Un plant de cannabis à Milan, en juin. | MIGUEL MEDINA / AFP

La consommation de cannabis en France s’ancre « à un niveau très élevé » par rapport aux autres pays européens, selon l’Observatoire français des drogues et toxicomanie (OFDT). En 2016, 11 % des adultes âgés entre 18 et 64 ans – soit environ 4,1 millions de personnes – ont fait usage de ce produit au moins une fois dans l’année (5 millions en ajoutant les 11-18 ans). Un pourcentage identique à celui de 2014, année de la précédente enquête, où la consommation avait bondi de 3 points par rapport à 2010. Elle s’élevait alors à 8 %, un taux stable depuis dix ans. En 1992, seuls 4 % des Français adultes fumaient au moins une fois dans l’année.

Cette stabilisation de la consommation à un niveau élevé est le principal enseignement du volet cannabis du baromètre santé de Santé publique France publié vendredi 23 juin par l’OFDT. La révélation de ce chiffre, qui vient conforter la France en tête des pays les plus consommateurs en Europe, intervient presque un mois après l’annonce, le 24 mai, par le ministre de l’intérieur, Gérard Collomb, de la mise en place – selon des modalités encore très floues – d’ici « trois ou quatre mois » d’une contravention pour les usagers de cannabis. Une réforme qui vise d’abord à alléger le travail de la police et de la justice.

L’enquête dévoilée vendredi, réalisée auprès d’un échantillon représentatif de 15 000 personnes, est une publication intermédiaire qui ne comprend pas tous les chiffres de la consommation. Les usages réguliers ou quotidiens de cannabis n’y figurent par exemple pas et ne seront connus que début 2018. « Mais au regard de l’évolution de l’usage dans l’année, il n’y a pas de raison de penser que ces usages aient évolué différemment », note Stanislas Spilka, le responsable des enquêtes et analyses statistiques à l’OFDT.

Consommation générationnelle

Pour l’Observatoire, en 2016 comme en 2014, 1,4 million de Français adultes fument donc au moins dix fois par mois, parmi lesquels 700 000 de façon quotidienne.
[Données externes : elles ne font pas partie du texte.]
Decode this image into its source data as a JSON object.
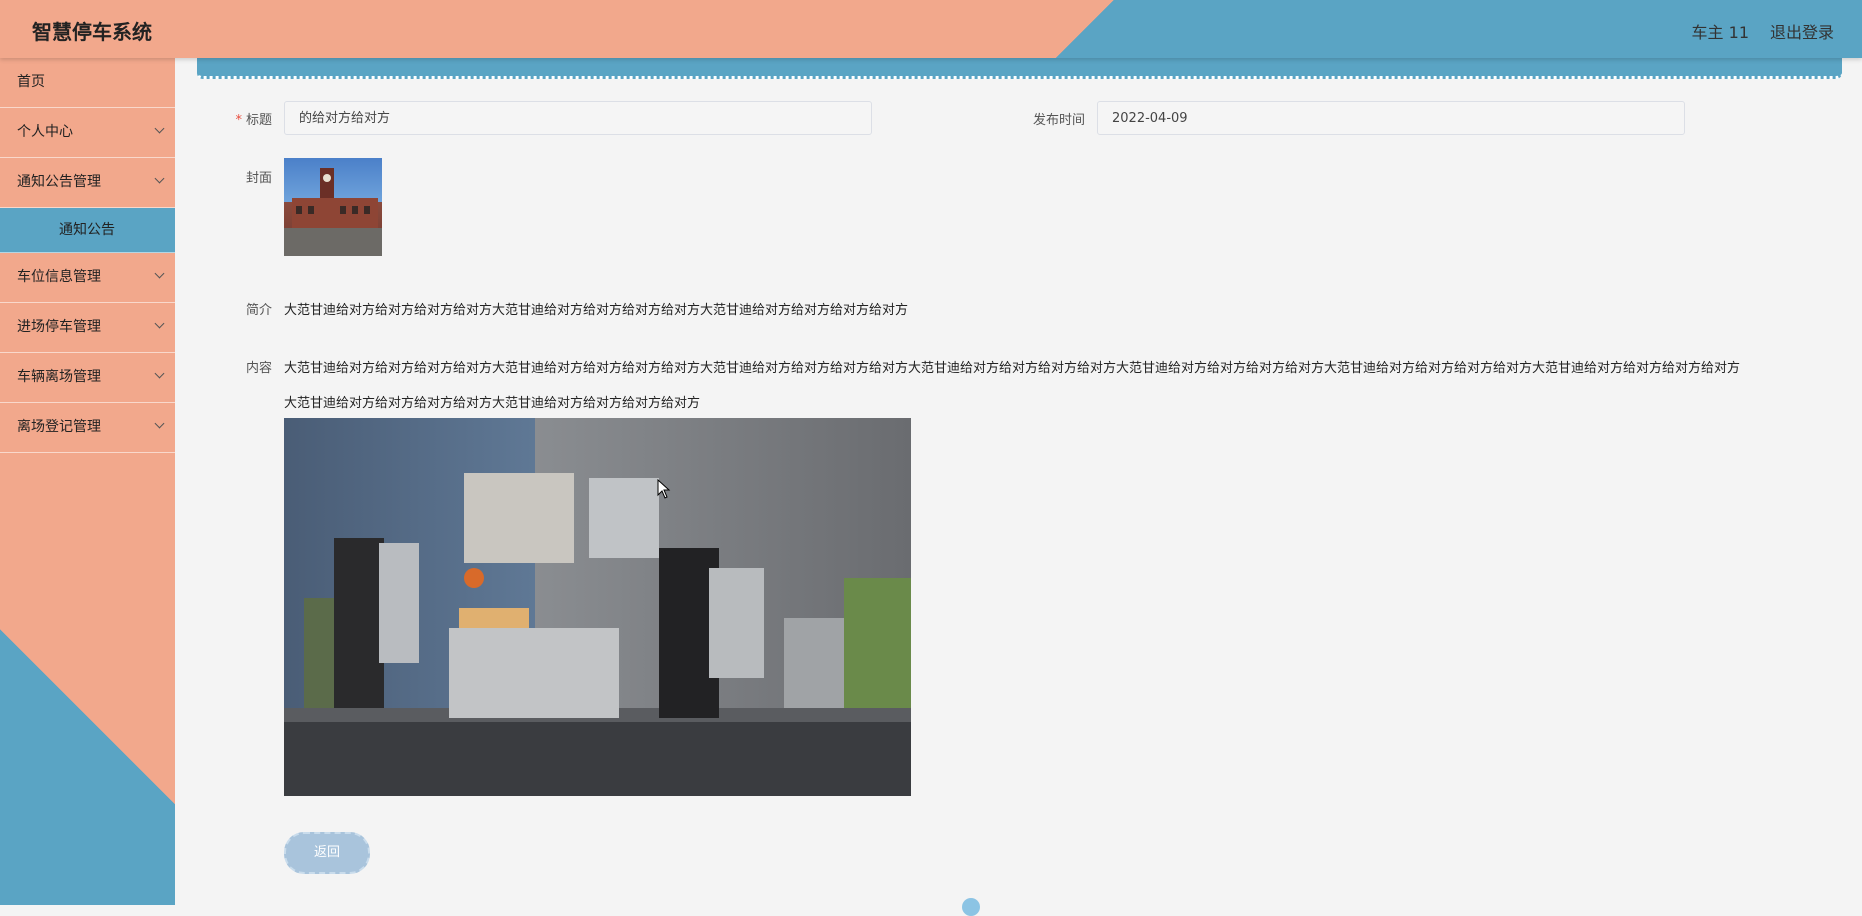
{
  "header": {
    "title": "智慧停车系统",
    "user": "车主 11",
    "logout": "退出登录"
  },
  "sidebar": {
    "items": [
      {
        "label": "首页",
        "expandable": false
      },
      {
        "label": "个人中心",
        "expandable": true
      },
      {
        "label": "通知公告管理",
        "expandable": true
      },
      {
        "label": "通知公告",
        "submenu": true
      },
      {
        "label": "车位信息管理",
        "expandable": true
      },
      {
        "label": "进场停车管理",
        "expandable": true
      },
      {
        "label": "车辆离场管理",
        "expandable": true
      },
      {
        "label": "离场登记管理",
        "expandable": true
      }
    ]
  },
  "form": {
    "title_label": "标题",
    "title_value": "的给对方给对方",
    "publish_time_label": "发布时间",
    "publish_time_value": "2022-04-09",
    "cover_label": "封面",
    "summary_label": "简介",
    "summary_value": "大范甘迪给对方给对方给对方给对方大范甘迪给对方给对方给对方给对方大范甘迪给对方给对方给对方给对方",
    "content_label": "内容",
    "content_line1": "大范甘迪给对方给对方给对方给对方大范甘迪给对方给对方给对方给对方大范甘迪给对方给对方给对方给对方大范甘迪给对方给对方给对方给对方大范甘迪给对方给对方给对方给对方大范甘迪给对方给对方给对方给对方大范甘迪给对方给对方给对方给对方",
    "content_line2": "大范甘迪给对方给对方给对方给对方大范甘迪给对方给对方给对方给对方",
    "back_button": "返回"
  },
  "colors": {
    "salmon": "#f2a88c",
    "blue": "#5aa4c4"
  }
}
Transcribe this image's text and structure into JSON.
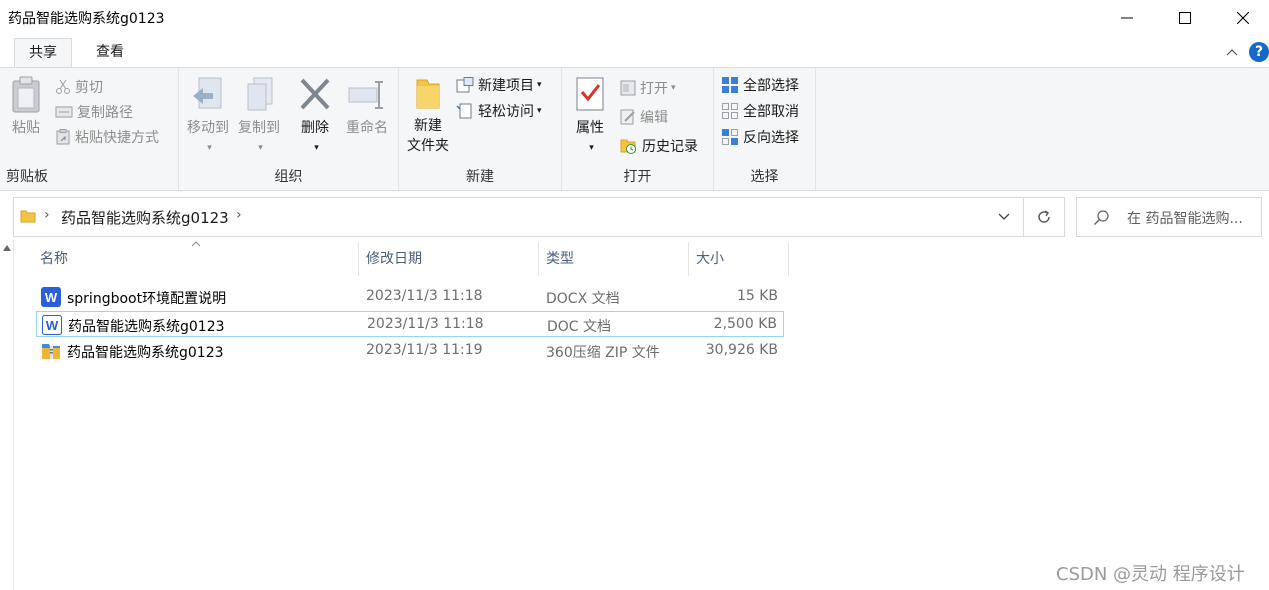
{
  "window": {
    "title": "药品智能选购系统g0123",
    "minimize_icon": "minimize-icon",
    "maximize_icon": "maximize-icon",
    "close_icon": "close-icon"
  },
  "tabs": [
    {
      "label": "共享",
      "active": true
    },
    {
      "label": "查看",
      "active": false
    }
  ],
  "ribbon": {
    "clipboard": {
      "group_label": "剪贴板",
      "paste": "粘贴",
      "cut": "剪切",
      "copy_path": "复制路径",
      "paste_shortcut": "粘贴快捷方式"
    },
    "organize": {
      "group_label": "组织",
      "move_to": "移动到",
      "copy_to": "复制到",
      "delete": "删除",
      "rename": "重命名"
    },
    "new": {
      "group_label": "新建",
      "new_folder_line1": "新建",
      "new_folder_line2": "文件夹",
      "new_item": "新建项目",
      "easy_access": "轻松访问"
    },
    "open": {
      "group_label": "打开",
      "properties": "属性",
      "open": "打开",
      "edit": "编辑",
      "history": "历史记录"
    },
    "select": {
      "group_label": "选择",
      "select_all": "全部选择",
      "select_none": "全部取消",
      "invert_selection": "反向选择"
    }
  },
  "address": {
    "crumb": "药品智能选购系统g0123",
    "search_placeholder": "在 药品智能选购..."
  },
  "columns": {
    "name": "名称",
    "date": "修改日期",
    "type": "类型",
    "size": "大小"
  },
  "files": [
    {
      "name": "springboot环境配置说明",
      "date": "2023/11/3 11:18",
      "type": "DOCX 文档",
      "size": "15 KB",
      "icon": "word-docx-icon"
    },
    {
      "name": "药品智能选购系统g0123",
      "date": "2023/11/3 11:18",
      "type": "DOC 文档",
      "size": "2,500 KB",
      "icon": "word-doc-icon"
    },
    {
      "name": "药品智能选购系统g0123",
      "date": "2023/11/3 11:19",
      "type": "360压缩 ZIP 文件",
      "size": "30,926 KB",
      "icon": "zip-archive-icon"
    }
  ],
  "watermark": "CSDN @灵动 程序设计",
  "colors": {
    "word_blue": "#2b5fd9",
    "selection_border": "#99d1ff",
    "help_blue": "#1668c8",
    "ribbon_bg": "#f5f6f7"
  }
}
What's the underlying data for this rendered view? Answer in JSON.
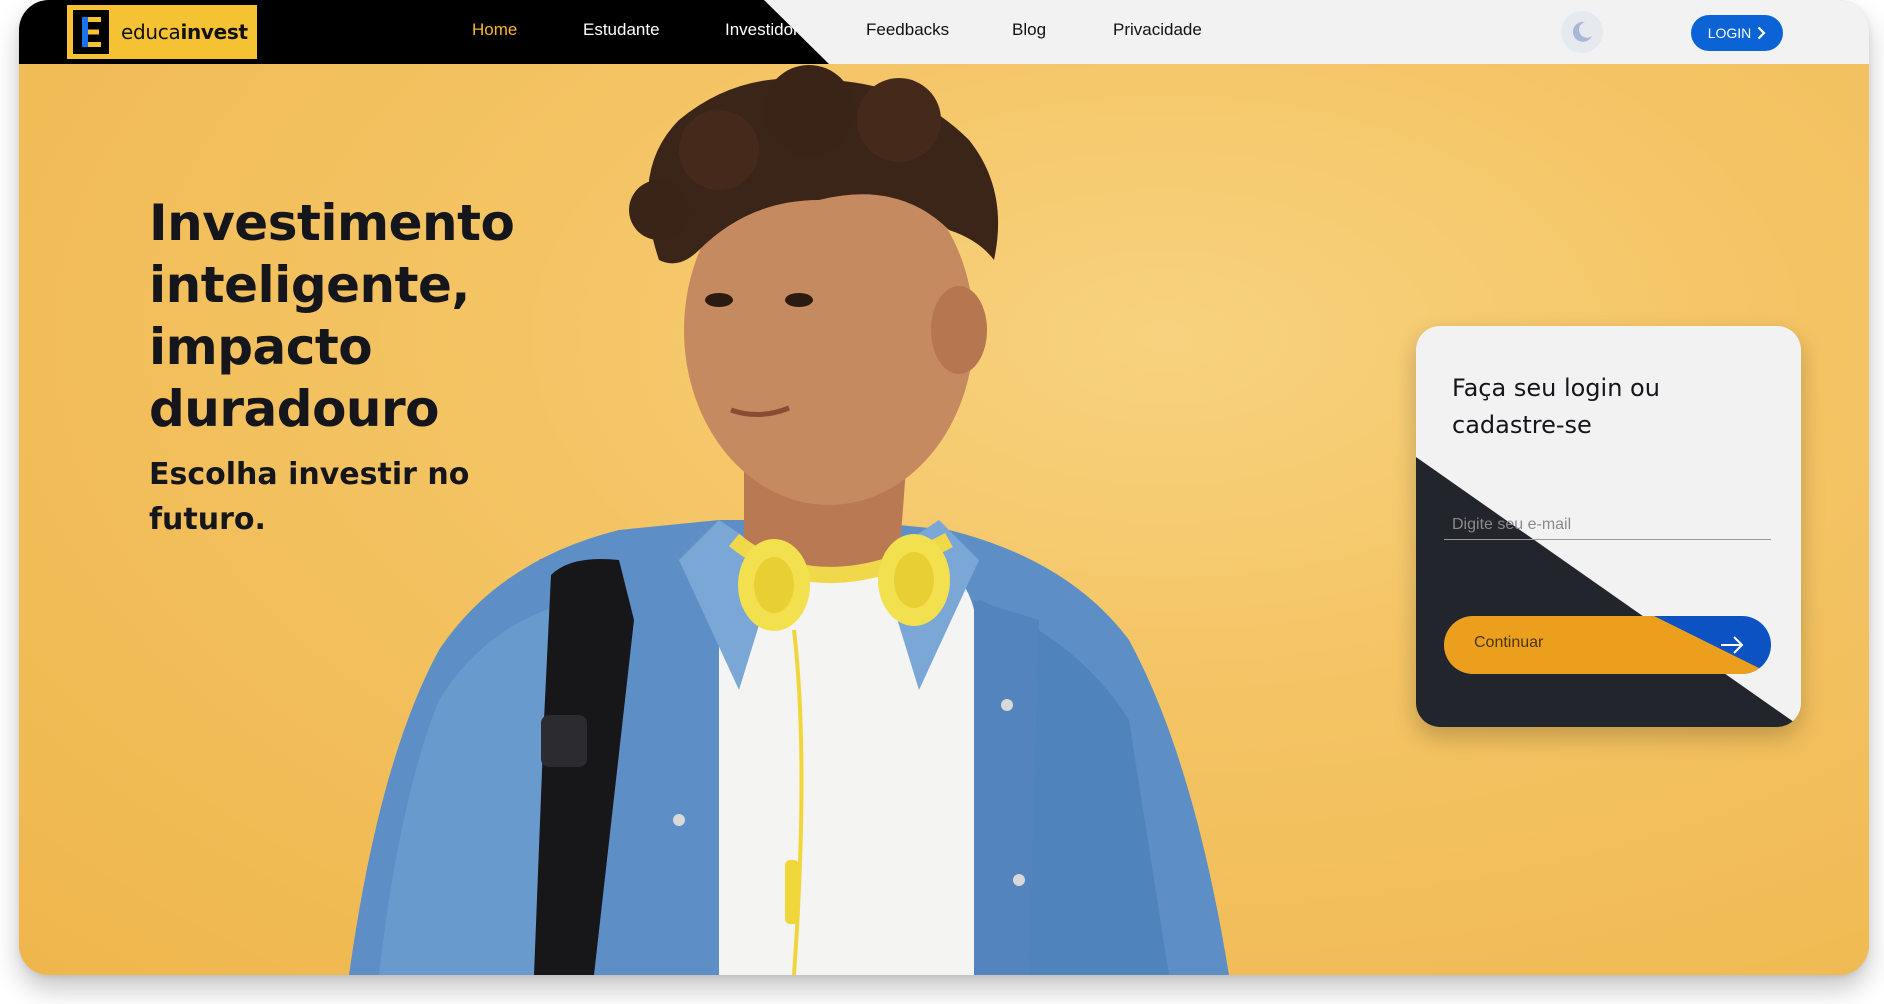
{
  "brand": {
    "name_prefix": "educa",
    "name_suffix": "invest",
    "logo_letter": "E"
  },
  "nav": {
    "items": [
      {
        "label": "Home",
        "active": true
      },
      {
        "label": "Estudante",
        "active": false
      },
      {
        "label": "Investidor",
        "active": false
      },
      {
        "label": "Feedbacks",
        "active": false
      },
      {
        "label": "Blog",
        "active": false
      },
      {
        "label": "Privacidade",
        "active": false
      }
    ],
    "theme_icon": "moon-icon",
    "login_label": "LOGIN"
  },
  "hero": {
    "headline": "Investimento inteligente, impacto duradouro",
    "subline": "Escolha investir no futuro."
  },
  "login_card": {
    "title": "Faça seu login ou cadastre-se",
    "email_placeholder": "Digite seu e-mail",
    "continue_label": "Continuar"
  },
  "colors": {
    "hero_background": "#f4c361",
    "brand_yellow": "#f5c234",
    "accent_orange": "#ec9f1c",
    "accent_blue": "#0b63d6",
    "nav_dark": "#000000",
    "card_dark": "#22252c"
  }
}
Pour expliquer cette stabilité du niveau de consommation, M. Spilka souligne l’absence d’« évolution majeure » dans les politiques publiques concernant le cannabis ces dernières années.

Davantage que les diplômes ou les statuts sociaux, ce sont d’abord le sexe et l’âge qui caractérisent les consommateurs de cannabis. Chez les adultes, 15 % des hommes disent avoir fumé au moins une fois dans l’année contre 7 % des femmes. La moitié (51 %) des hommes entre 18 et 64 ans disent avoir déjà consommé du cannabis au moins une fois dans leur vie, contre seulement un tiers (34 %) des femmes dans la même tranche d’âge.

Le cannabis est par ailleurs une consommation « générationnelle » : 28 % des 18-25 ans en ont consommé au moins une fois dans l’année, 17 % des 26-34 ans, et 8 % des 35-44 ans. Des niveaux stables par rapport à 2014.

Usages thérapeutiques

Phénomène notable : 5 % des 45-54 ans ont fait usage de cannabis au moins une fois au cours des douze derniers mois, contre 4 % en 2014 et 2 % en 2010. « Alors que quasiment aucune personne de plus de 45 ans ne fumait à la fin des années 90, on constate qu’une nouvelle génération semble poursuivre ses consommations en vieillissant », relève Stanislas Spilka.

Pour la première fois, l’OFDT a mesuré la consommation chez les 65-75 ans. Résultat : 0,2 % de cette tranche d’âge consomme du cannabis. Une proportion « non nulle » d’usagers qui « corrobore les observations des acteurs de terrain », et qui pourrait en partie être liée « à des usages thérapeutiques du produit », note l’OFDT.

Pour expliquer des niveaux d’usage du cannabis « très élevés » en France, l’OFDT met en avant un développement de l’offre. Elle relève pêle-mêle la proximité avec des pays producteurs comme le Maroc, l’accroissement des cultures en France et le « dynamisme » du marché de l’herbe. Selon de nouveaux chiffres de l’Octris, l’office central pour la répression du trafic illicite, dévoilés par l’OFDT, 126 400 plants ont été saisis en 2016 par les forces de l’ordre (après 154 000 en 2015), et 18 tonnes d’herbe, contre 17 en 2015 et 10 en 2014. L’OFDT constate également que l’« attractivité » du cannabis et son « accessibilité » perçue par les jeunes demeurent très fortes.